Do you mean "Before commit 18c3a61c4264?"

> + ip netns exec client ip -6 route get 2003::1
> prohibit 2003::1 dev lo table unspec proto kernel src 2001::1 metric
> 4294967295 error -13
> 
> After:

And "After commit 18c3a61c4264?"

> + ip netns exec server ip -6 route get 2002::1
> RTNETLINK answers: Permission denied
> 
> Fix this by add prohibit and blk hole check.
> 
> At the same time, after commit
> 2f460933f58e ("ipv6: initialize route null entry in addrconf_init()") and
> 242d3a49a2a1 ("ipv6: reorder ip6_route_dev_notifier after ipv6_dev_notf")
> We will init rt6i_idev correctly. So we could dump ip6_null_entry
> (unreachable route entry) safely now.
> 
> Fixes: 18c3a61c4264 ("net: ipv6: RTM_GETROUTE: return matched fib...")
> Signed-off-by: Hangbin Liu <liuhangbin@gmail.com>
> ---
>  net/ipv6/route.c | 13 ++++++-------
>  1 file changed, 6 insertions(+), 7 deletions(-)
> 
> diff --git a/net/ipv6/route.c b/net/ipv6/route.c
> index 4d30c96..b05da74 100644
> --- a/net/ipv6/route.c
> +++ b/net/ipv6/route.c
> @@ -3637,13 +3637,12 @@ static int inet6_rtm_getroute(struct sk_buff *in_skb, struct nlmsghdr *nlh,
>  		dst = ip6_route_lookup(net, &fl6, 0);
>  
>  	rt = container_of(dst, struct rt6_info, dst);
> -	if (rt->dst.error) {
> -		err = rt->dst.error;
> -		ip6_rt_put(rt);
> -		goto errout;
> -	}
> -
> -	if (rt == net->ipv6.ip6_null_entry) {
> +	if (rt->dst.error &&
> +#ifdef CONFIG_IPV6_MULTIPLE_TABLES
> +	    rt != net->ipv6.ip6_prohibit_entry &&
> +	    rt != net->ipv6.ip6_blk_hole_entry &&
> +#endif
> +	    rt != net->ipv6.ip6_null_entry) {
>  		err = rt->dst.error;
>  		ip6_rt_put(rt);
>  		goto errout;
> 

This is what I see with your patch:

# ip -6 ro ls vrf red
2001:db8:1::/120 dev eth1 proto kernel metric 256  pref medium
prohibit 5000::/120 dev lo metric 1024  error -13 pref medium
fe80::/64 dev eth1 proto kernel metric 256  pref medium
ff00::/8 dev eth1 metric 256  pref medium
unreachable default dev lo metric 8192  error -113 pref medium

ie., I added a prohibit route for 5000:/120

and then running:
# ip -6 ro get vrf red 5000::1
RTNETLINK answers: Permission denied

Which is the behavior without your patch.
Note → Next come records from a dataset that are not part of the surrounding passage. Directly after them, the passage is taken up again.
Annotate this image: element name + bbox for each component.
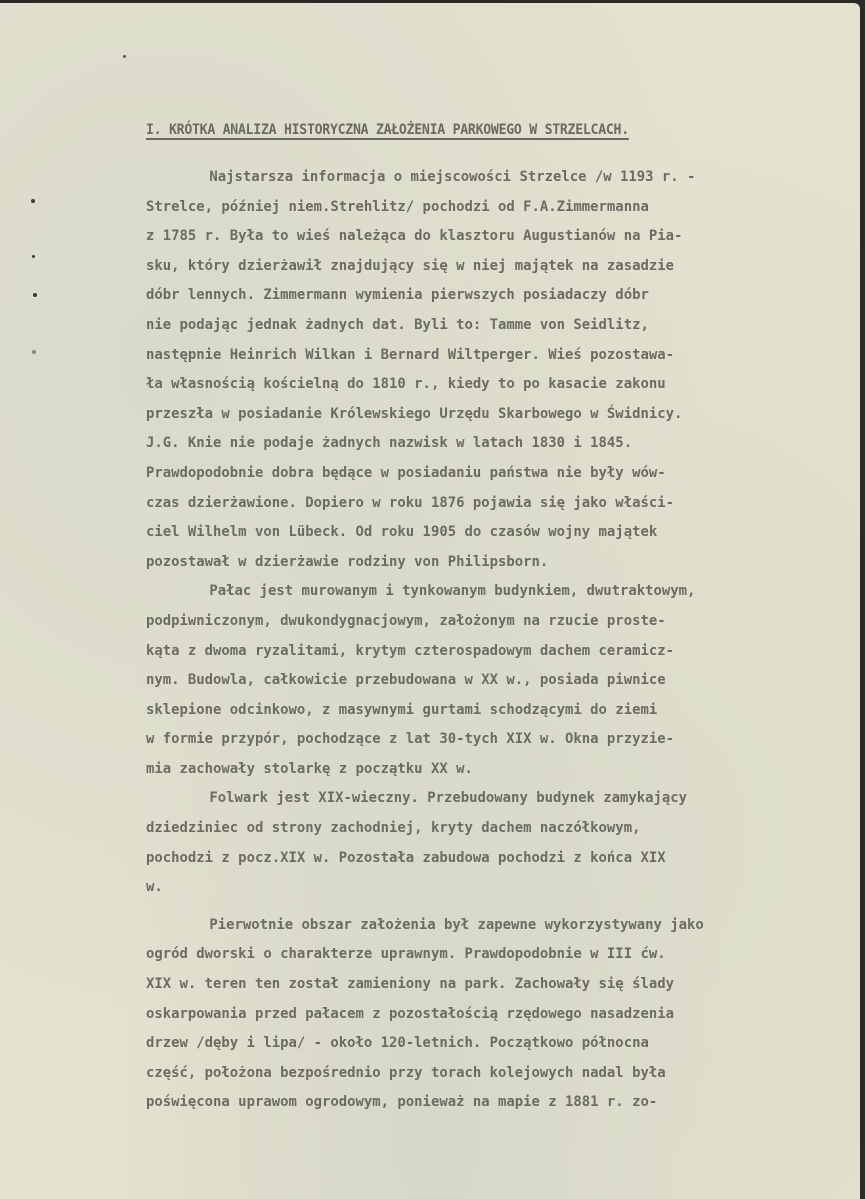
document-page	[0, 3, 860, 1199]
document-body	[146, 163, 846, 1118]
text-line: sklepione odcinkowo, z masywnymi gurtami schodzącymi do ziemi	[146, 701, 658, 718]
text-line: następnie Heinrich Wilkan i Bernard Wiltperger. Wieś pozostawa-	[146, 346, 674, 363]
section-heading: I. KRÓTKA ANALIZA HISTORYCZNA ZAŁOŻENIA PARKOWEGO W STRZELCACH.	[146, 122, 629, 138]
text-line: pochodzi z pocz.XIX w. Pozostała zabudowa pochodzi z końca XIX	[146, 849, 666, 866]
text-line: J.G. Knie nie podaje żadnych nazwisk w latach 1830 i 1845.	[146, 435, 633, 452]
text-line: podpiwniczonym, dwukondygnacjowym, założonym na rzucie proste-	[146, 612, 666, 629]
text-line: dziedziniec od strony zachodniej, kryty dachem naczółkowym,	[146, 820, 641, 837]
binder-hole-mark	[32, 350, 36, 354]
text-line: drzew /dęby i lipa/ - około 120-letnich. Początkowo północna	[146, 1035, 649, 1052]
text-line: Pałac jest murowanym i tynkowanym budynkiem, dwutraktowym,	[209, 583, 696, 600]
text-line: poświęcona uprawom ogrodowym, ponieważ na mapie z 1881 r. zo-	[146, 1094, 658, 1111]
speck	[123, 55, 126, 58]
text-line: Folwark jest XIX-wieczny. Przebudowany budynek zamykający	[209, 790, 688, 807]
binder-hole-mark	[31, 199, 35, 203]
text-line: ogród dworski o charakterze uprawnym. Prawdopodobnie w III ćw.	[146, 946, 666, 963]
text-line: dóbr lennych. Zimmermann wymienia pierwszych posiadaczy dóbr	[146, 287, 649, 304]
paragraph-4	[146, 911, 846, 1118]
text-line: część, położona bezpośrednio przy torach kolejowych nadal była	[146, 1064, 666, 1081]
text-line: Najstarsza informacja o miejscowości Strzelce /w 1193 r. -	[209, 169, 696, 185]
text-line: z 1785 r. Była to wieś należąca do klasztoru Augustianów na Pia-	[146, 228, 683, 245]
text-line: ciel Wilhelm von Lübeck. Od roku 1905 do czasów wojny majątek	[146, 524, 658, 541]
text-line: w formie przypór, pochodzące z lat 30-tych XIX w. Okna przyzie-	[146, 731, 674, 748]
text-line: mia zachowały stolarkę z początku XX w.	[146, 760, 473, 777]
text-line: pozostawał w dzierżawie rodziny von Philipsborn.	[146, 553, 549, 570]
paragraph-2	[146, 577, 846, 784]
paragraph-1	[146, 163, 846, 577]
text-line: ła własnością kościelną do 1810 r., kiedy to po kasacie zakonu	[146, 376, 666, 393]
text-line: czas dzierżawione. Dopiero w roku 1876 pojawia się jako właści-	[146, 494, 674, 511]
paragraph-3	[146, 784, 846, 902]
text-line: Strelce, później niem.Strehlitz/ pochodzi od F.A.Zimmermanna	[146, 198, 649, 215]
text-line: Pierwotnie obszar założenia był zapewne wykorzystywany jako	[209, 916, 704, 933]
binder-hole-mark	[33, 293, 37, 297]
text-line: w.	[146, 879, 163, 896]
text-line: przeszła w posiadanie Królewskiego Urzędu Skarbowego w Świdnicy.	[146, 405, 683, 422]
text-line: nie podając jednak żadnych dat. Byli to: Tamme von Seidlitz,	[146, 316, 649, 333]
text-line: nym. Budowla, całkowicie przebudowana w XX w., posiada piwnice	[146, 672, 666, 689]
binder-hole-mark	[32, 255, 35, 258]
text-line: kąta z dwoma ryzalitami, krytym czterospadowym dachem ceramicz-	[146, 642, 674, 659]
text-line: Prawdopodobnie dobra będące w posiadaniu państwa nie były wów-	[146, 464, 666, 481]
text-line: oskarpowania przed pałacem z pozostałością rzędowego nasadzenia	[146, 1005, 674, 1022]
text-line: sku, który dzierżawił znajdujący się w niej majątek na zasadzie	[146, 257, 674, 274]
text-line: XIX w. teren ten został zamieniony na park. Zachowały się ślady	[146, 976, 674, 993]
Now if I delete just the first bit:

diff --git a/net/ipv6/route.c b/net/ipv6/route.c
index 4d30c96a819d..8fc52de40175 100644
--- a/net/ipv6/route.c
+++ b/net/ipv6/route.c
@@ -3637,12 +3637,6 @@ static int inet6_rtm_getroute(struct sk_buff
*in_skb, struct nlmsghdr *nlh,
                dst = ip6_route_lookup(net, &fl6, 0);

        rt = container_of(dst, struct rt6_info, dst);
-       if (rt->dst.error) {
-               err = rt->dst.error;
-               ip6_rt_put(rt);
-               goto errout;
-       }
-
        if (rt == net->ipv6.ip6_null_entry) {
                err = rt->dst.error;
                ip6_rt_put(rt);

Then I get:

# ip -6 ro get vrf red 5000::1
prohibit 5000::1 from :: dev lo table red src 2001:db8::2 metric 1024
error -13 pref medium

which seems to be your objective.

I don't understand why you are focused on the built-in null and prohibit
route entries. When I add a default unreachable or prohibit route those
are different rt6_info entries. Take a look at ip6_route_info_create.